Oregon Measure 120 Defeated by Large Margin in Statewide Primary

Oregon Measure 120 Defeated by Large Margin in Statewide Primary
  • calendar_today May 20, 2026
  • News

Oregon voters delivered a decisive verdict on Oregon Measure 120 in the recent May 19 primary, firmly rejecting the proposed transportation tax aimed at shoring up the state’s infrastructure budget. This move carries broad implications for communities across Oregon, especially in coastal areas where high gas prices and tourism are critical economic factors.

Widespread Opposition to Transportation Tax

Early returns from the May 19 primary indicated that over 83 percent of voters disapproved of Oregon Measure 120, leading to its swift defeat. The initiative sought to introduce a sweeping transportation tax reform package, which included doubling vehicle registration fees, raising title fees, and adding six cents to the existing gas tax. The proposal emerged as a response to the growing odot budget shortfall faced by the Oregon Department of Transportation (ODOT), which estimates put near $300 million.

Details of the Proposed Gas Tax Increase

The gas tax increase was central to the measure’s intent to steady transportation funding in Oregon. Supporters, including Governor Tina Kotek and members of the Oregon Legislature, argued the additional revenue was necessary to maintain critical roadway maintenance and public transportation services statewide. The transportation tax also covered updated vehicle registration fees and title costs, impacting both everyday commuters and commercial operators.

Political Maneuvering and Referendum Push

Despite backing from Democratic leadership, the proposal faced strong republican opposition. GOP lawmakers balked at passing the tax increase administratively and instead championed a tax referendum, sending the measure directly to voters. Many observers saw this move as a calculated effort to test public sentiment on taxation, particularly given ongoing debates about governmental budgeting priorities and accountability.

Immediate Funding Relief for ODOT

In the interim between legislative debates and the May 19 primary, the Oregon Legislature approved a $218 million allocation to ODOT. This financial infusion ensured that essential services would not be interrupted while the future of the transportation tax remained uncertain. The allocation, however, does not fully address the ongoing odot budget shortfall projected for future fiscal years, leaving questions about sustainable transportation funding in Oregon.

Impacts on Coastal Communities and Tourism

The defeat of Oregon Measure 120 is especially resonant for coastal Oregon.

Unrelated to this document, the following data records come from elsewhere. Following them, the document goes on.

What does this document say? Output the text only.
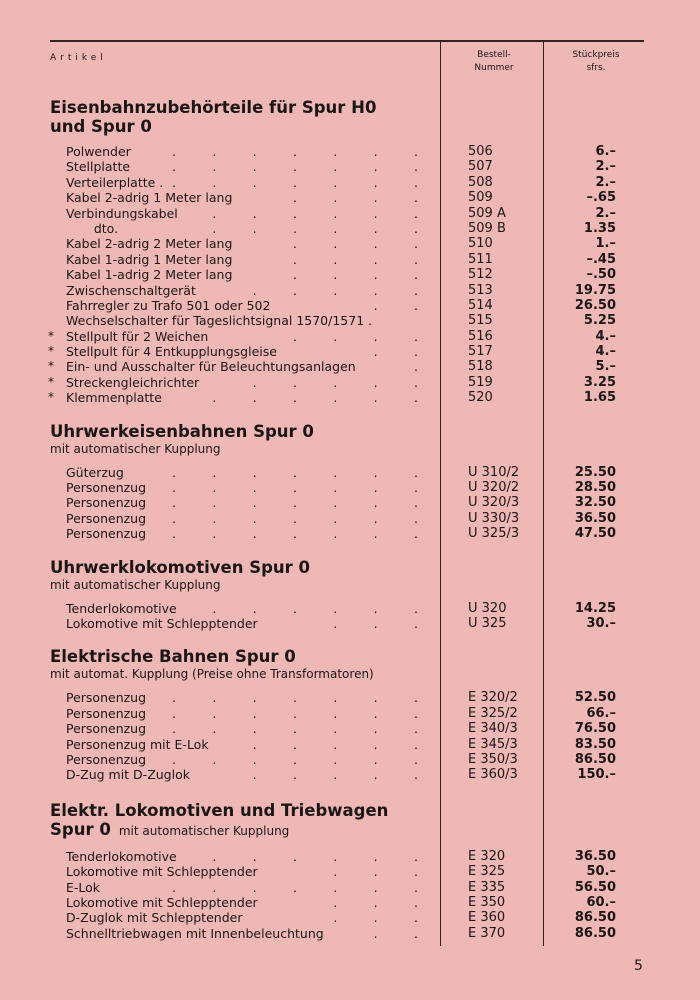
Artikel	Bestell-
Nummer
Stückpreis
sfrs.
Eisenbahnzubehörteile für Spur H0
und Spur 0
Polwender	.	.	.	.	.	.	.	506	6.–
Stellplatte	.	.	.	.	.	.	.	507	2.–
Verteilerplatte . .	.	.	.	.	.	.	508	2.–
Kabel 2-adrig 1 Meter lang	.	.	.	.	509	–.65
Verbindungskabel	.	.	.	.	.	.	509 A	2.–
dto.	.	.	.	.	.	.	509 B	1.35
Kabel 2-adrig 2 Meter lang	.	.	.	.	510	1.–
Kabel 1-adrig 1 Meter lang	.	.	.	.	511	–.45
Kabel 1-adrig 2 Meter lang	.	.	.	.	512	–.50
Zwischenschaltgerät	.	.	.	.	.	513	19.75
Fahrregler zu Trafo 501 oder 502	.	.	514	26.50
Wechselschalter für Tageslichtsignal 1570/1571 .	515	5.25
* Stellpult für 2 Weichen	.	.	.	.	516	4.–
* Stellpult für 4 Entkupplungsgleise	.	.	517	4.–
* Ein- und Ausschalter für Beleuchtungsanlagen	.	518	5.–
* Streckengleichrichter	.	.	.	.	.	519	3.25
* Klemmenplatte	.	.	.	.	.	.	520	1.65
Uhrwerkeisenbahnen Spur 0
mit automatischer Kupplung
Güterzug	.	.	.	.	.	.	.	U 310/2	25.50
Personenzug .	.	.	.	.	.	.	U 320/2	28.50
Personenzug .	.	.	.	.	.	.	U 320/3	32.50
Personenzug .	.	.	.	.	.	.	U 330/3	36.50
Personenzug .	.	.	.	.	.	.	U 325/3	47.50
Uhrwerklokomotiven Spur 0
mit automatischer Kupplung
Tenderlokomotive	.	.	.	.	.	.	U 320	14.25
Lokomotive mit Schlepptender	.	.	.	U 325	30.–
Elektrische Bahnen Spur 0
mit automat. Kupplung (Preise ohne Transformatoren)
Personenzug .	.	.	.	.	.	.	E 320/2	52.50
Personenzug .	.	.	.	.	.	.	E 325/2	66.–
Personenzug .	.	.	.	.	.	.	E 340/3	76.50
Personenzug mit E-Lok	.	.	.	.	.	E 345/3	83.50
Personenzug .	.	.	.	.	.	.	E 350/3	86.50
D-Zug mit D-Zuglok	.	.	.	.	.	E 360/3	150.–
Elektr. Lokomotiven und Triebwagen
Spur 0 mit automatischer Kupplung
Tenderlokomotive	.	.	.	.	.	.	E 320	36.50
Lokomotive mit Schlepptender	.	.	.	E 325	50.–
E-Lok	.	.	.	.	.	.	.	E 335	56.50
Lokomotive mit Schlepptender	.	.	.	E 350	60.–
D-Zuglok mit Schlepptender	.	.	.	E 360	86.50
Schnelltriebwagen mit Innenbeleuchtung	.	.	E 370	86.50
5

Communities in these regions already contend with coastal Oregon gas prices that exceed state averages, impacting both locals and the vital tourism sector. Hospitality businesses and resident advocates argued that higher taxes would dissuade summer visitors and add further strain to household budgets.

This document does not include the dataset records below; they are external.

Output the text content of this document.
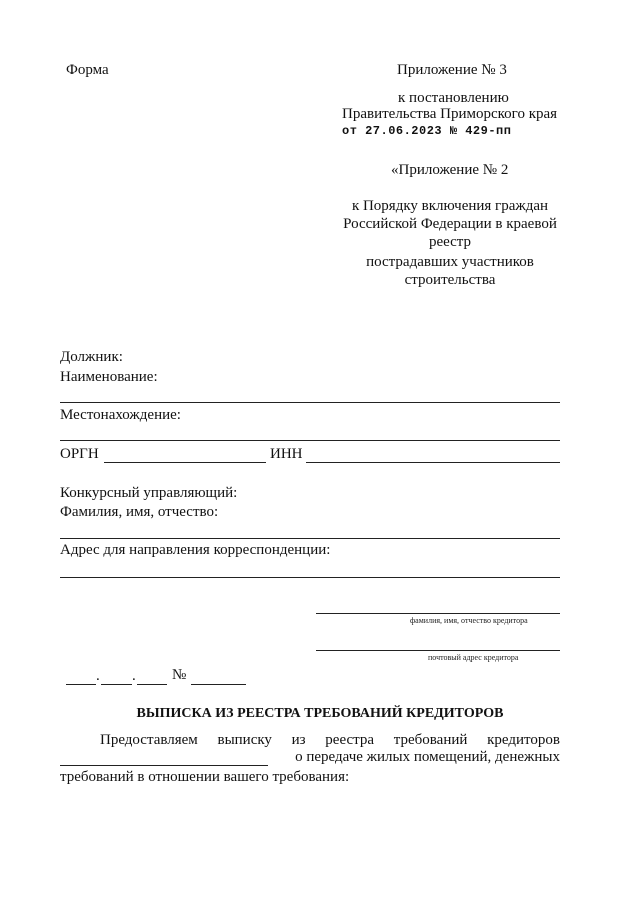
Форма	Приложение № 3
к постановлению
Правительства Приморского края
от 27.06.2023 № 429-пп
«Приложение № 2
к Порядку включения граждан
Российской Федерации в краевой
реестр
пострадавших участников
строительства
Должник:
Наименование:
Местонахождение:
ОРГН	ИНН
Конкурсный управляющий:
Фамилия, имя, отчество:
Адрес для направления корреспонденции:
фамилия, имя, отчество кредитора
почтовый адрес кредитора
. . №
ВЫПИСКА ИЗ РЕЕСТРА ТРЕБОВАНИЙ КРЕДИТОРОВ
Предоставляем выписку из реестра требований кредиторов
о передаче жилых помещений, денежных
требований в отношении вашего требования:
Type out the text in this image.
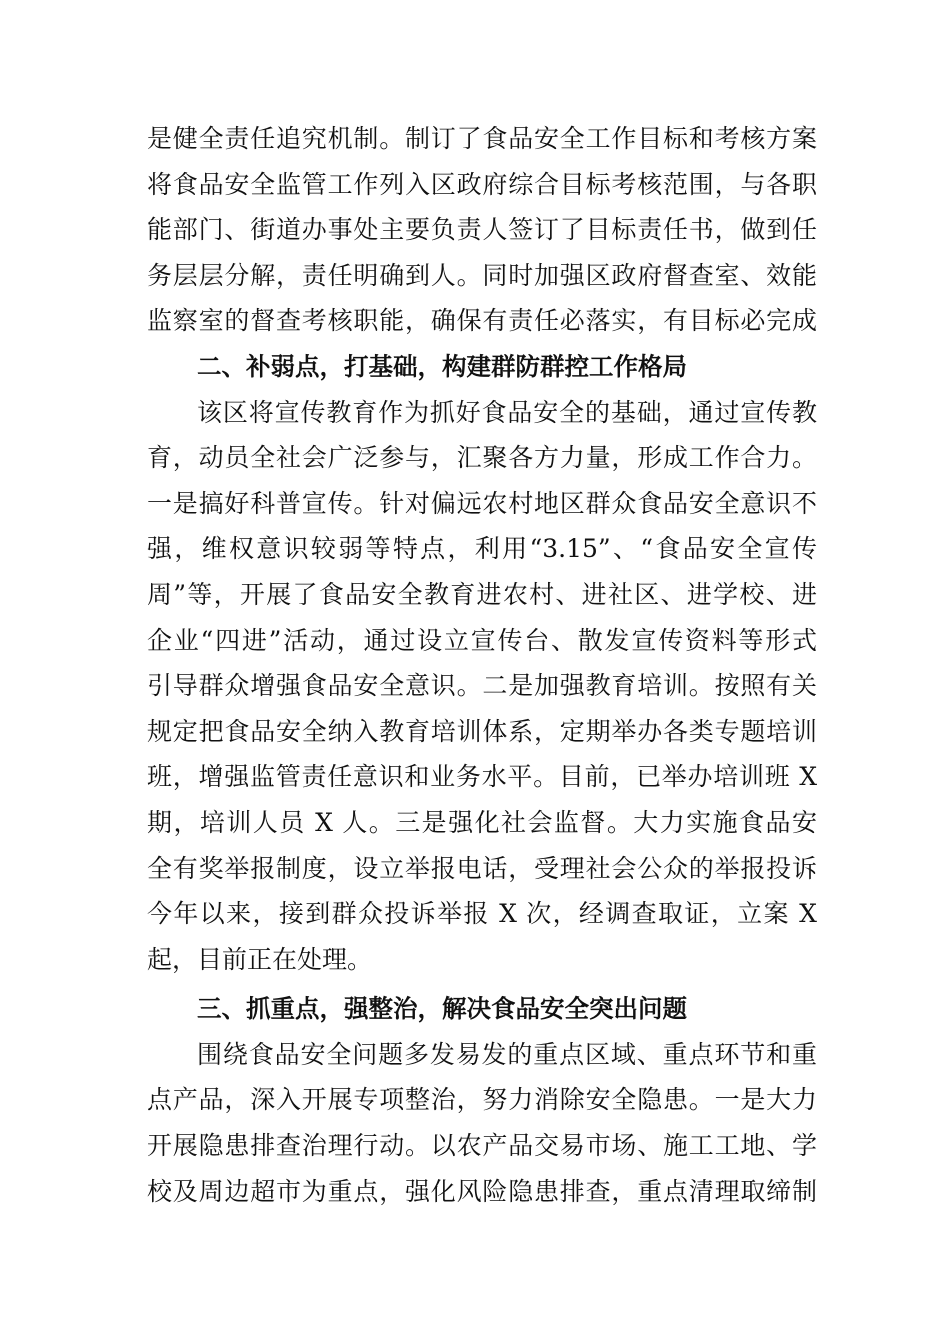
是健全责任追究机制。制订了食品安全工作目标和考核方案
将食品安全监管工作列入区政府综合目标考核范围，与各职
能部门、街道办事处主要负责人签订了目标责任书，做到任
务层层分解，责任明确到人。同时加强区政府督查室、效能
监察室的督查考核职能，确保有责任必落实，有目标必完成
二、补弱点，打基础，构建群防群控工作格局
该区将宣传教育作为抓好食品安全的基础，通过宣传教
育，动员全社会广泛参与，汇聚各方力量，形成工作合力。
一是搞好科普宣传。针对偏远农村地区群众食品安全意识不
强，维权意识较弱等特点，利用“3.15”、“食品安全宣传
周”等，开展了食品安全教育进农村、进社区、进学校、进
企业“四进”活动，通过设立宣传台、散发宣传资料等形式
引导群众增强食品安全意识。二是加强教育培训。按照有关
规定把食品安全纳入教育培训体系，定期举办各类专题培训
班，增强监管责任意识和业务水平。目前，已举办培训班 X
期，培训人员 X 人。三是强化社会监督。大力实施食品安
全有奖举报制度，设立举报电话，受理社会公众的举报投诉
今年以来，接到群众投诉举报 X 次，经调查取证，立案 X
起，目前正在处理。
三、抓重点，强整治，解决食品安全突出问题
围绕食品安全问题多发易发的重点区域、重点环节和重
点产品，深入开展专项整治，努力消除安全隐患。一是大力
开展隐患排查治理行动。以农产品交易市场、施工工地、学
校及周边超市为重点，强化风险隐患排查，重点清理取缔制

Broader Implications for Transportation Funding

The overwhelming outcome of the tax referendum underscores Oregon voters’ reluctance to endorse new tax burdens even in the context of recognized funding shortfalls. With Oregon Measure 120 now defeated, policymakers face renewed pressure to identify alternative solutions for bridging transportation funding gaps, balancing budget discipline against the enduring need for investments in roads and mobility services.

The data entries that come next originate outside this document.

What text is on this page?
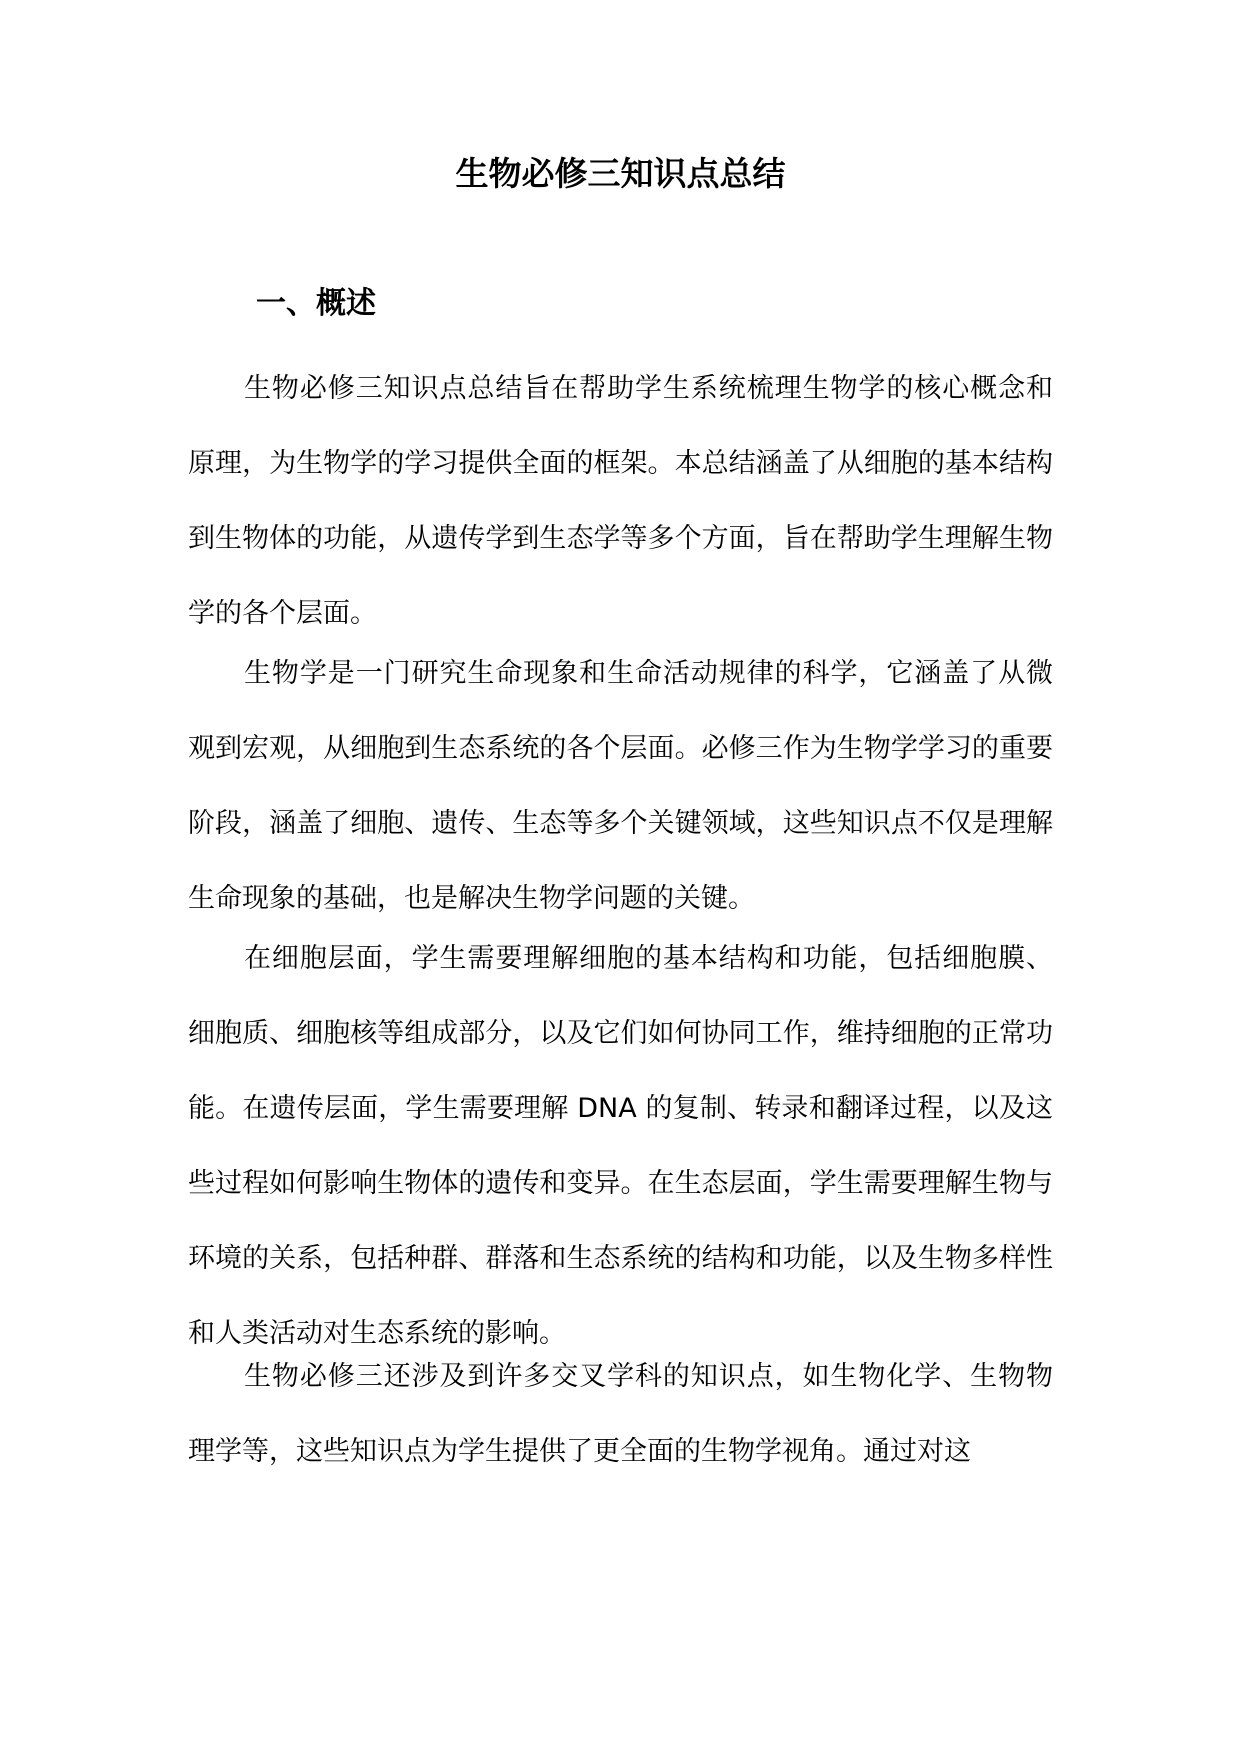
生物必修三知识点总结
一、概述

生物必修三知识点总结旨在帮助学生系统梳理生物学的核心概念和原理，为生物学的学习提供全面的框架。本总结涵盖了从细胞的基本结构到生物体的功能，从遗传学到生态学等多个方面，旨在帮助学生理解生物学的各个层面。

生物学是一门研究生命现象和生命活动规律的科学，它涵盖了从微观到宏观，从细胞到生态系统的各个层面。必修三作为生物学学习的重要阶段，涵盖了细胞、遗传、生态等多个关键领域，这些知识点不仅是理解生命现象的基础，也是解决生物学问题的关键。

在细胞层面，学生需要理解细胞的基本结构和功能，包括细胞膜、细胞质、细胞核等组成部分，以及它们如何协同工作，维持细胞的正常功能。在遗传层面，学生需要理解 DNA 的复制、转录和翻译过程，以及这些过程如何影响生物体的遗传和变异。在生态层面，学生需要理解生物与环境的关系，包括种群、群落和生态系统的结构和功能，以及生物多样性和人类活动对生态系统的影响。

生物必修三还涉及到许多交叉学科的知识点，如生物化学、生物物理学等，这些知识点为学生提供了更全面的生物学视角。通过对这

Looking Ahead for Oregon’s Infrastructure

While the measure’s defeat provides short-term relief for taxpayers wary of additional costs, the core issues underlying the odot budget shortfall remain unresolved. Regional authorities will continue to explore new policy avenues, with the Oregon Legislature expected to revisit the topic in upcoming sessions. As the conversation continues, stakeholders from across Oregon—especially those in rural and coastal communities—will watch closely for proposals that ensure a sustainable, fair, and resilient transportation system.